As funeral directors, Andrew Ternes and Lindsay Cameron, of Mornington Peninsula Funerals, tell of another compelling reason to document certain details of your life. Information relating to you, your parents and any marriages and children you’ve had, are legally required for the Registry of Births, Deaths and Marriages. Recording these details and placing them with your will can save your family or executors the trouble of searching for this information at what can often be a stressful time.

While these details can certainly be woven into your story, they can also be documented in a funeral pre-planning booklet.
A complimentary copy of the Mornington Peninsula Funerals Pre-planning book can be downloaded from www.mpfunerals.com.au, or mailed out, upon request.

In their experience as funeral directors, Andrew and Lindsay have felt privileged to hear people’s stories as they’ve sat with families to arrange services.
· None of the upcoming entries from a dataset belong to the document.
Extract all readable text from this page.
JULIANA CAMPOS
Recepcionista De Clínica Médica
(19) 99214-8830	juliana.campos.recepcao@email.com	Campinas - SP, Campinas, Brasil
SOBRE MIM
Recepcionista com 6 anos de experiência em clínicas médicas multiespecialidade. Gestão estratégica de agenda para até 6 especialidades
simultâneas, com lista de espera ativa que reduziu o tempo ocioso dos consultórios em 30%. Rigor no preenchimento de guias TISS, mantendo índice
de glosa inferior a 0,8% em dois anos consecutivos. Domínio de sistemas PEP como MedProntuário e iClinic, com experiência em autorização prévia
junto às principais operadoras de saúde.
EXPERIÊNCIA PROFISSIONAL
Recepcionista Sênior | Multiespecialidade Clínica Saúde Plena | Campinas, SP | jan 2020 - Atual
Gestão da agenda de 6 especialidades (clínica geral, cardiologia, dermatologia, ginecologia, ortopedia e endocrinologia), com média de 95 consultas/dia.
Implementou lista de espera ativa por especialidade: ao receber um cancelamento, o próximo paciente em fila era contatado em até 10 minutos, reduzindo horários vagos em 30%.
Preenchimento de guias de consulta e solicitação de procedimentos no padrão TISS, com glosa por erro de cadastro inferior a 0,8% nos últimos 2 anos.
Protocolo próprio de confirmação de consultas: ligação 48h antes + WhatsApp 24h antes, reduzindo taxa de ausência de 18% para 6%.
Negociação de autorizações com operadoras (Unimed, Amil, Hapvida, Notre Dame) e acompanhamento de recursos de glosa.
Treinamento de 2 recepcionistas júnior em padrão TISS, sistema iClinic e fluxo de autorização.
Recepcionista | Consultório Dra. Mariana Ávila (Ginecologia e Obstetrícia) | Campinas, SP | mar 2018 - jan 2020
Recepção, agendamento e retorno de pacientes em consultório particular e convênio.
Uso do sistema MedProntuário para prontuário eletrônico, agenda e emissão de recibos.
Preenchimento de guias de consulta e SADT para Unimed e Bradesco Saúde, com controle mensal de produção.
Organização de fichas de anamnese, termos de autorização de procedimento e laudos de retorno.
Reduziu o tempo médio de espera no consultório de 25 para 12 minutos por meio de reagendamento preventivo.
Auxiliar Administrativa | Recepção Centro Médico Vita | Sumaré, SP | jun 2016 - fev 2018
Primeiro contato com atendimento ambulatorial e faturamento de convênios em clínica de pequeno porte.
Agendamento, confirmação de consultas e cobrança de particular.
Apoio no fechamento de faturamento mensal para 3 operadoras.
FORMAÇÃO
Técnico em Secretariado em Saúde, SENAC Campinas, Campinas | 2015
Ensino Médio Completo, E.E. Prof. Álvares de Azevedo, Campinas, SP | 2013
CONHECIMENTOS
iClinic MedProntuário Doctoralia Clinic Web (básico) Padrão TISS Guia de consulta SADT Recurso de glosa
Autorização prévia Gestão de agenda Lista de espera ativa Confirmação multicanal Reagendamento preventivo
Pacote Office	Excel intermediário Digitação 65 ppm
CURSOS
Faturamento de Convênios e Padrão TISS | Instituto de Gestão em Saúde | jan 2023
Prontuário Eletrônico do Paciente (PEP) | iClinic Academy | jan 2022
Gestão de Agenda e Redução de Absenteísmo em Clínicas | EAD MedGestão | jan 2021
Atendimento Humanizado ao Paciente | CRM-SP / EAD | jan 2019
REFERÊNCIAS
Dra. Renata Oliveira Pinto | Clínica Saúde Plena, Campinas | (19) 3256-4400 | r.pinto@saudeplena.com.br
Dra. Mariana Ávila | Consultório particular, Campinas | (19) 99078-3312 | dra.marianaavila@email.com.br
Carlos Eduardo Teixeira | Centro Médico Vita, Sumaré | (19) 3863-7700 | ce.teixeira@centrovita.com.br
The colleagues, who met whilst working for a large funeral organisation, had both individually identified the need for a truly local, independent provider to offer a more personalised service at a fair price. This was a vibe amongst members of the community as well.

After much consideration and discussion, the two men realised that together they could start their own funeral home. Along with Andrew’s wife, Julie, they worked on the architectural layout and interior design, then applied for the necessary permits from council and other statutory bodies. The two friends donned their overalls and got to work building the offices, meeting rooms and a mortuary while Julie created the website, set up the office and tended to their cuts and bruises! Then together they recruited the right team and developed a business plan and way of working which incorporates their experience, ethics and personal integrity.

The trio launched Mornington Peninsula Funerals at a time when the industry was under intense media scrutiny. As Andrew describes it “There’s a general uneasiness in the community regarding funeral companies, and we want people to feel confident that, with us, they and their loved ones will be treated with respect and compassion when the inevitable occurs. As a small, family-owned and operated business, we offer continuity of care right through until our ‘guests of honour’ reach their final destination.”

So please, before you reach your final destination, share your stories. Discuss them if you can and have meaningful conversations with your family and others about your heritage, or at least document the stories for them to read later.